Spectral tuning in photoactive yellow protein by modulation of the shape of the excited state energy surface

Abstract

Protein-chromophore interactions in photoreceptors often shift the chromophore absorbance maximum to a biologically relevant spectral region. A fundamental question regarding such spectral tuning effects is how the electronic ground state S(0) and excited state S(1) are modified by the protein. It is widely assumed that changes in energy gap between S(0) and S(1) are the main factor in biological spectral tuning. We report a generally applicable approach to determine if a specific residue modulates the energy gap, or if it alters the equilibrium nuclear geometry or width of the energy surfaces. This approach uses the effects that changes in these three parameters have on the absorbance and fluorescence emission spectra of mutants. We apply this strategy to a set of mutants of photoactive yellow protein (PYP) containing all 20 side chains at active site residue 46. While the mutants exhibit significant variation in both the position and width of their absorbance spectra, the fluorescence emission spectra are largely unchanged. This provides strong evidence against a major role for changes in energy gap in the spectral tuning of these mutants and reveals a change in the width of the S(1) energy surface. We determined the excited state lifetime of selected mutants and the observed correlation between the fluorescence quantum yield and lifetime shows that the fluorescence spectra are representative of the energy surfaces of the mutants.
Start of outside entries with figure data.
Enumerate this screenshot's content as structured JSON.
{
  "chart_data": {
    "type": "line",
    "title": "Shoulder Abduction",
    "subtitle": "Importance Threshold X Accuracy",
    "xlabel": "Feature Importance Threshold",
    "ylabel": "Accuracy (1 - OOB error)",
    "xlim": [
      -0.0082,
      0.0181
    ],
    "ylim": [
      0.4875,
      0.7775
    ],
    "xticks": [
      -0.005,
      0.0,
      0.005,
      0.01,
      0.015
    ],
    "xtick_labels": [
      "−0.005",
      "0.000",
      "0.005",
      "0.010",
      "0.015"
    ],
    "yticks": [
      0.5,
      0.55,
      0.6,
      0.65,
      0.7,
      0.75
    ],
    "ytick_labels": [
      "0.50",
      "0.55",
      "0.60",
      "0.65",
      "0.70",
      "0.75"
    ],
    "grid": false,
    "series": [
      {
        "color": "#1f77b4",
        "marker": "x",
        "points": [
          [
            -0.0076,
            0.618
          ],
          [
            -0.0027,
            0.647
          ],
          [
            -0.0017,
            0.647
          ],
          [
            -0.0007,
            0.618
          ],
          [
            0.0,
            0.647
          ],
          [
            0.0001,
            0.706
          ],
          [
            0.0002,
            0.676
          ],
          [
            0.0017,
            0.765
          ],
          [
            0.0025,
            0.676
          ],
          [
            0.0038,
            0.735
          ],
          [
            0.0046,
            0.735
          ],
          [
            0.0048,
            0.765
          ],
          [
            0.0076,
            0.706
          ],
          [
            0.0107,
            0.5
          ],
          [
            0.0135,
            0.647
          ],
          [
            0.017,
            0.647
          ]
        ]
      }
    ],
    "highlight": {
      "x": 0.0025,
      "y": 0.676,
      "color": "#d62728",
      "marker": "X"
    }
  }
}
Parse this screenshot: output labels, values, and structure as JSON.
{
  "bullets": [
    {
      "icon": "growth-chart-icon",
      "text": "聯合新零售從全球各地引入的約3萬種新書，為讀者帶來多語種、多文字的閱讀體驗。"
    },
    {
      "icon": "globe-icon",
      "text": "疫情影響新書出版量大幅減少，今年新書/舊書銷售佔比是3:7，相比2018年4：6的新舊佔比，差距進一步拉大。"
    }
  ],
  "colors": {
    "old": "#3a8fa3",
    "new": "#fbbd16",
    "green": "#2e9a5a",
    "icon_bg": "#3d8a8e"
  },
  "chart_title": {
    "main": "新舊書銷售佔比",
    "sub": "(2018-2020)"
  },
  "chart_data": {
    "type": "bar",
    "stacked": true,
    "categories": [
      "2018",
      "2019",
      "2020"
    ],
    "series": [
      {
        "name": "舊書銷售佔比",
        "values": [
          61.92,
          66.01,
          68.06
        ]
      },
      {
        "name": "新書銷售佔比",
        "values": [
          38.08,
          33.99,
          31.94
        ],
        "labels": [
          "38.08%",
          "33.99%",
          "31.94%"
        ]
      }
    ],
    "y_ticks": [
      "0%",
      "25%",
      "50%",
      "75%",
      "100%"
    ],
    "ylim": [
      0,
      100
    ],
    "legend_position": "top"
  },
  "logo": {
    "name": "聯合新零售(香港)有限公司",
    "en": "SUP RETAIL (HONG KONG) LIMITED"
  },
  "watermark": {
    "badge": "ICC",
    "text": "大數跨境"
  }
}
These results reveal that residue 46 tunes the absorbance spectrum of PYP largely by modulating the width of the S(1) energy surface.

Fig. 1.

Spectral tuning in PYP. (A) Structure of the pCA chromophore in the native state of PYP with active site residues Tyr42 and Glu46. (B) Amplitude-normalized absorbance spectra for free pCA, pCA attached to fully unfolded PYP in its neutral (pU) and ionized (pU-) state, and PYP in its native pG state. All four samples are in aqueous solution. Note that besides the absorbance maximum also the shape and width of the absorbance band is affected.

Fig. 2.

Strategy for probing excited state surfaces in spectral tuning. Three archetypal changes in energy surfaces by mutations and the resulting spectral tuning effects for absorbance and fluorescence emission spectra are shown. The energy surfaces, electronic transitions, and spectra for both the wild-type protein (black) and mutant protein (red) are indicated schematically for each of the three cases. Changes in both peak position and shape of the absorbance spectra (solid lines) and fluorescence emission spectra (dotted lines) are depicted. Shifts in the positions of the absorbance and fluorescence emission maxima are indicated by horizontal blue arrows. In case 1, which represents the classical explanation of spectral tuning, the energy gap ΔE between the electronic ground state S₀ and the first electronically excited state S₁ is altered. In case 2 the difference in nuclear equilibrium geometry ΔR_e is altered. In case 3 the width W of the S₁ energy surface is altered.

Fig. 5.

Analysis of spectral tuning by residue 46 in PYP based on the correlation between absorbance maxima and fluorescence emission maxima. The predicted correlations for spectral tuning by a change in ΔE (red), ΔR_e (green), and S₁ W (blue) are shown together with the experimentally observed correlation (black).

Fig. 4.

Analysis of the variation in the absorbance and fluorescence emission spectra of the E46X mutants of PYP. Histograms are shown for the peak positions (A), widths at 3/4 height (B), and band asymmetries (C) of the absorbance spectra (broad gray bars) and fluorescence emission spectra (narrow black bars) of the mutants.

Fig. 3.

Absorbance and fluorescence emission spectra of the 20 E46X mutants of PYP. (A) The amplitude-normalized absorbance and fluorescence emission spectra of the E46X mutants are shown. (B) Analysis of positions and bandwidths of the E46X mutants. Absorbance (closed circles) and fluorescence emission (open circles) maxima are indicated. The vertical bars depict the width of the spectra at 3/4 height. The horizontal axis represents the residue substituted at position 46. The residues were sorted from most red-shifted to most blue-shifted absorbance maximum.

Fig. 6.

Correlation of excited state lifetime and fluorescence quantum yield Φ_fl in wt PYP and the E46H, E46K, and E46Y mutants. (A) Determination of excited state lifetime by sub-ps transient absorbance pump-probe spectroscopy of wt PYP (black line) and its E46H (blue line), E46K (green line), and E46Y (red line) mutants. (B) Correlation between excited state lifetime and Φ_fl in wt PYP and the three mutants. The error bars depict the standard deviations.